At dinner, he complained of a chill and a toothache, then put his hand to his head and collapsed. He was carried to a dining room sofa where he lay through the night and following day until, at a little past six in the evening, with a small tear on his cheek, he was gone. This is, anyway, the official version. It has recently been suggested that Dickens first collapsed while in Peckham, visiting Miss Ellen Ternan, the actress with whom the author (in his double life as Mr. Tringham) had had a relationship for the last thirteen years. Miss Ternan transported her barely conscious lover by cab to Gad's Hill where, with the connivance of Dickens' ever loyal sister-in-law Georgina, the sanitized version of his final hours was concocted.

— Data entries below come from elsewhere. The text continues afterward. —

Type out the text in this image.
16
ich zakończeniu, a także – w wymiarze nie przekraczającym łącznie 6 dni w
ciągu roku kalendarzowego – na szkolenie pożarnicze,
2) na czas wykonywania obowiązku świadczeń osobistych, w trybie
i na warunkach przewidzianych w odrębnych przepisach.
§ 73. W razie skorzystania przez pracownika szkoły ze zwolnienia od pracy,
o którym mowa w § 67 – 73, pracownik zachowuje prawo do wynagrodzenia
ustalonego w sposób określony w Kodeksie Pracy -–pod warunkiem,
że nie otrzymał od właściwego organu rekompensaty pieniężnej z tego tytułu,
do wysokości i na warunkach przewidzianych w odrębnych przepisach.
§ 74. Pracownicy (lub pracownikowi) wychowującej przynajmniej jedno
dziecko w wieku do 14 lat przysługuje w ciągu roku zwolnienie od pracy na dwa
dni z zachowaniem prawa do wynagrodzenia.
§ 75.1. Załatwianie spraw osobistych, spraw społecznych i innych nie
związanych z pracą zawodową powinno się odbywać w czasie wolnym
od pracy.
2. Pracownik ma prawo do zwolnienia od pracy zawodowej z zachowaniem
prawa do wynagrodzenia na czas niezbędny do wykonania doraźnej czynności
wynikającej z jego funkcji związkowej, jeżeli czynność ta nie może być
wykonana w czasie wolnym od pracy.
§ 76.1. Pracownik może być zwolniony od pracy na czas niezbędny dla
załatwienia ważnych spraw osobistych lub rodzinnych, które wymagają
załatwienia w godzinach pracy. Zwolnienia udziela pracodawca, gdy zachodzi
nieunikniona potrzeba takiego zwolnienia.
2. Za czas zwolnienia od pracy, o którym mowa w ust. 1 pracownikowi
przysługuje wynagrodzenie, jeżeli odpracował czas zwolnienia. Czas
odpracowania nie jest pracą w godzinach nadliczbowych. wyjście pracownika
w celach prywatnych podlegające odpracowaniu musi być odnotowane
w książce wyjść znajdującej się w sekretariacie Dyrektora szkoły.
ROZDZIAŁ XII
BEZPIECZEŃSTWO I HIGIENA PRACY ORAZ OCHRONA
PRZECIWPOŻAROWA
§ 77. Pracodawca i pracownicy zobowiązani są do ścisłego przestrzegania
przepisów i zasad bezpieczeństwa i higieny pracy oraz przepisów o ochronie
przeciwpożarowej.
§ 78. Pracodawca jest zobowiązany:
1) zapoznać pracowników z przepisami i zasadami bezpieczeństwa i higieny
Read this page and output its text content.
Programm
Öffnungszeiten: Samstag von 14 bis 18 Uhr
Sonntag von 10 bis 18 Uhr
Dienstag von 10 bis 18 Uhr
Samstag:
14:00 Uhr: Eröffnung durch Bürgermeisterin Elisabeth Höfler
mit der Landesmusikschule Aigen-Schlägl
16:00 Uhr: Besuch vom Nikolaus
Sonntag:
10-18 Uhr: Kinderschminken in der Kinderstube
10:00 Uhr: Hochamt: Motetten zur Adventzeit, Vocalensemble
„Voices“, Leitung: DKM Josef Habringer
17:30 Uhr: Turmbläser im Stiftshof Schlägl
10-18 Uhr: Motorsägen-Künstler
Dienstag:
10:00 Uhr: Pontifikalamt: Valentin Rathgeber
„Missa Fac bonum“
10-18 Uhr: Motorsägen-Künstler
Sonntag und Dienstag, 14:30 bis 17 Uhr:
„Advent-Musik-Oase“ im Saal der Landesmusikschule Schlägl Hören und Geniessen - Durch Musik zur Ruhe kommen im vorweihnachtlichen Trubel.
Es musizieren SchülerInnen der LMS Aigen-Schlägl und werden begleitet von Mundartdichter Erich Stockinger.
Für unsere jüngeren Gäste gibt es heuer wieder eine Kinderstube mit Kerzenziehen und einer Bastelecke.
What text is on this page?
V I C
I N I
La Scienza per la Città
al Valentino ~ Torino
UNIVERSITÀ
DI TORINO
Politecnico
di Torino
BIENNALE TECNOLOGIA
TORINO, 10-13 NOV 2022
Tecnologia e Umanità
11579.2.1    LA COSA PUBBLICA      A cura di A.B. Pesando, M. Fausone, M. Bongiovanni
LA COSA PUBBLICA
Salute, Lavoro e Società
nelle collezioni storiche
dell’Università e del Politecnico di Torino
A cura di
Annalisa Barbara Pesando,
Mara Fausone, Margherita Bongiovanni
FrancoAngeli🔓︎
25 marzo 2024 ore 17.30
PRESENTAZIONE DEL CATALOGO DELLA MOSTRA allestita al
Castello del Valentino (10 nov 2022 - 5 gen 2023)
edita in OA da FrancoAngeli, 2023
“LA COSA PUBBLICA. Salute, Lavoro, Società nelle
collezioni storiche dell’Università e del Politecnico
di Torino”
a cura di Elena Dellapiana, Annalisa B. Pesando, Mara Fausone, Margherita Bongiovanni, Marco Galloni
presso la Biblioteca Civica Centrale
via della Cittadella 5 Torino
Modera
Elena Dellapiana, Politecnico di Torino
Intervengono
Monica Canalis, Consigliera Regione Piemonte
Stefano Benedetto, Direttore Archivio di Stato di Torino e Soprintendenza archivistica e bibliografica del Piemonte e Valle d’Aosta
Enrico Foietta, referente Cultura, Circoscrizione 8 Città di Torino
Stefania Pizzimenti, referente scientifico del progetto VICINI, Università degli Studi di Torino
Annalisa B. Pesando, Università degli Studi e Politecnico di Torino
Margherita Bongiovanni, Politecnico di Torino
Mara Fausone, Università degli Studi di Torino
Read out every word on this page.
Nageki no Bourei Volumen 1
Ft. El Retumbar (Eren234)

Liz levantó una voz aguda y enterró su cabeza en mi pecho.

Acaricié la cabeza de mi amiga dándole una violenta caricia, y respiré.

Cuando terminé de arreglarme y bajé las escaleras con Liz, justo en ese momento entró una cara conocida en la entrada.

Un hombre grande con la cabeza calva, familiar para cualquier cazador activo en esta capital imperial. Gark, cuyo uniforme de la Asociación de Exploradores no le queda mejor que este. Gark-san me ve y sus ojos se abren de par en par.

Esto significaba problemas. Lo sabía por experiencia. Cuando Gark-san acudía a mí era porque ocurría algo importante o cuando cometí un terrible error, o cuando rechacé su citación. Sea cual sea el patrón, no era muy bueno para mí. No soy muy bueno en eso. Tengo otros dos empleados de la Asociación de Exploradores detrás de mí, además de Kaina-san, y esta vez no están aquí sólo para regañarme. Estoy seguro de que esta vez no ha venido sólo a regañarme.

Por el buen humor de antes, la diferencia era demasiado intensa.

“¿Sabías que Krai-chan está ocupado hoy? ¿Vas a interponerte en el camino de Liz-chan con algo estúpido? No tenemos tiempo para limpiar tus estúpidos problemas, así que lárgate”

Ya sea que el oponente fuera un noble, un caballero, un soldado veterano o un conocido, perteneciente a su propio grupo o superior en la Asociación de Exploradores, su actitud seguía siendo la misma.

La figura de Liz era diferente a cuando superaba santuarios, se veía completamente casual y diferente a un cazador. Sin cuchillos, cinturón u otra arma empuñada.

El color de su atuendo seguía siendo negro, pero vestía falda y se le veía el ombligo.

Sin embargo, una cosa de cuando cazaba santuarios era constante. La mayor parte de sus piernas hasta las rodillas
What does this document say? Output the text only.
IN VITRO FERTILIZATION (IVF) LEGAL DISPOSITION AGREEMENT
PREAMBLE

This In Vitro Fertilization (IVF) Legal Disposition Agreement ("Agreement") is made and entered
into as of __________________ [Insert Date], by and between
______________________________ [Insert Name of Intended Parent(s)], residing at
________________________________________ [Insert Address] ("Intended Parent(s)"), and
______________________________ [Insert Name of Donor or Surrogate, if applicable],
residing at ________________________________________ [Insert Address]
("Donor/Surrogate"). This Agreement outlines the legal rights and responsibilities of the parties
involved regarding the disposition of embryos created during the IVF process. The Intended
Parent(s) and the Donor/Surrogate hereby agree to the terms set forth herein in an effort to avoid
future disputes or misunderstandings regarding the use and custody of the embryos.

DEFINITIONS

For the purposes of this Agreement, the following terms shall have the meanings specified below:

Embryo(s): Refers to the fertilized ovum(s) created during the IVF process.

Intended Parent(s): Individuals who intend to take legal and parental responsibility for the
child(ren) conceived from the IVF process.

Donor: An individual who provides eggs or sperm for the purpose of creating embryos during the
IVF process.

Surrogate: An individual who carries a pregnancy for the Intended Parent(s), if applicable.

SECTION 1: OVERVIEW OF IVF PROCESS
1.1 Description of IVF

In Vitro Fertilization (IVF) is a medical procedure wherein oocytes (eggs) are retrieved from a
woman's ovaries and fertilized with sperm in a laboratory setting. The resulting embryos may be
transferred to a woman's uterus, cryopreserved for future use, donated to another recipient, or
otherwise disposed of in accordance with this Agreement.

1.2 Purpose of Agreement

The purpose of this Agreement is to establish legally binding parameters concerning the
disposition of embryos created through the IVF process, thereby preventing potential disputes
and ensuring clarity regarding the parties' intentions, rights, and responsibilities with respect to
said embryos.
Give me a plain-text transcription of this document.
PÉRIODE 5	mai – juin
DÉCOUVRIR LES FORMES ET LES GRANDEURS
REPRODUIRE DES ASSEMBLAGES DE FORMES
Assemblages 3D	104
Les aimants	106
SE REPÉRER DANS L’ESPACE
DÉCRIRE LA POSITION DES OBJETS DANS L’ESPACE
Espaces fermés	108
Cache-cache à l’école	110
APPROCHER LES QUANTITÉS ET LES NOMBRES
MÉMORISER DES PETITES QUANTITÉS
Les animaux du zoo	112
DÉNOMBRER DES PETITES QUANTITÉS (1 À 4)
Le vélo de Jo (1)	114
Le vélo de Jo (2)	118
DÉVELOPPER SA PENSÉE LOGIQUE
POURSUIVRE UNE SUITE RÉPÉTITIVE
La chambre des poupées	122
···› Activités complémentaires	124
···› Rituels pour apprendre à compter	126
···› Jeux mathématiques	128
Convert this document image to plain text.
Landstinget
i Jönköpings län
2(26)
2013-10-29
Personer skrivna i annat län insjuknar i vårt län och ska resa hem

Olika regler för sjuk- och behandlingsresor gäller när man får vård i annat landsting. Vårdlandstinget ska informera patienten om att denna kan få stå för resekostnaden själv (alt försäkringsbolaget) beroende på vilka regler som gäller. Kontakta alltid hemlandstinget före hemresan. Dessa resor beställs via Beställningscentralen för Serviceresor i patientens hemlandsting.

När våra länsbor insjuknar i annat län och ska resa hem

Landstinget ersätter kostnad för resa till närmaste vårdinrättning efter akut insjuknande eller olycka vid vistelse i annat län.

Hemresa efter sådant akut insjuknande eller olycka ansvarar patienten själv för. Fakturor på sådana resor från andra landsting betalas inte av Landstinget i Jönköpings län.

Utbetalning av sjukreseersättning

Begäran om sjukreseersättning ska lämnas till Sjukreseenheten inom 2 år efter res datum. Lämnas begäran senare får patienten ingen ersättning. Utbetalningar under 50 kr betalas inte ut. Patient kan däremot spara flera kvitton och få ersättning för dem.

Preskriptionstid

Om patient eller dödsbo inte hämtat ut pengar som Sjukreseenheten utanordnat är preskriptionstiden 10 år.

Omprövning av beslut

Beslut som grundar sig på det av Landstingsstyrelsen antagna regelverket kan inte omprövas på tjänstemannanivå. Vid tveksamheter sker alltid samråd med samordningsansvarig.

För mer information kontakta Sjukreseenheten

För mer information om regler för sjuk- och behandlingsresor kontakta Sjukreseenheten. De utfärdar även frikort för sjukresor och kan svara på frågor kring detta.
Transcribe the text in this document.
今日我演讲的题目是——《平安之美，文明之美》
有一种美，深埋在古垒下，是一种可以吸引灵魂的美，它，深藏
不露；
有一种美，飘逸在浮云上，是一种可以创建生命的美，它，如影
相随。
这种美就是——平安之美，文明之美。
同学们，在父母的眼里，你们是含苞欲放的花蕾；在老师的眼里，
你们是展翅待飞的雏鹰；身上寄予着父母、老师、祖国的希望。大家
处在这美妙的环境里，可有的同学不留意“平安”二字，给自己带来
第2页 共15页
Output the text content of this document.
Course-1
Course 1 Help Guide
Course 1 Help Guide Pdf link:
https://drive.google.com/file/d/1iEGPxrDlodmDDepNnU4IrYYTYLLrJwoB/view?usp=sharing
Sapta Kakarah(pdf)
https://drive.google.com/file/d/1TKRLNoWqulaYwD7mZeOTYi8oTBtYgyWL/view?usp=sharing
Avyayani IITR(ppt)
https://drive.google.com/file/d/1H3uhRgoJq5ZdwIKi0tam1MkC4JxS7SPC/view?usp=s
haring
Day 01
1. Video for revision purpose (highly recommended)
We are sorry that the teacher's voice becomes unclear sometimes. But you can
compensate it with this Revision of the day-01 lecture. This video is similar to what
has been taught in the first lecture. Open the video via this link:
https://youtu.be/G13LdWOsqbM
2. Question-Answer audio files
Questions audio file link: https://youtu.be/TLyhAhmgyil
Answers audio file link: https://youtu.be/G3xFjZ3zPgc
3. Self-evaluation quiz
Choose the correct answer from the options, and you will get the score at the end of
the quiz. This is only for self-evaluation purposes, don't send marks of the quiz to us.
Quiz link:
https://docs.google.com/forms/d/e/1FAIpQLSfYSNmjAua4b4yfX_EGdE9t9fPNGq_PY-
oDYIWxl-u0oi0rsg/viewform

Regardless, all Britian was immediately plunged into mourning. Carlyle wrote, "How strange, how sad, and full of mystery ... to think of our bright, high-gifted, ever-friendly Dickens, lying there in his final rest." Dickens' will is specific: "I emphatically direct that I be buried in an inexpensive, unostentatious and strictly private manner [without] any monument, memorial or testimonial whatever." However, The Times led the nation in demanding that Dickens - "Our great and genial novelist; intimate of every household" - be buried in Westminster Abbey -"peculiar resting place of English literary genius."
The family agreed but the funeral in Poet's Corner was private. Only 14 mourners heard Dean Stanley preach on Dickens' compassion for victims of poverty and injustice; "In him an unknown friend pleaded their cause with a voice which rang through the palaces of the rich and great, as well as the cottages of the poor."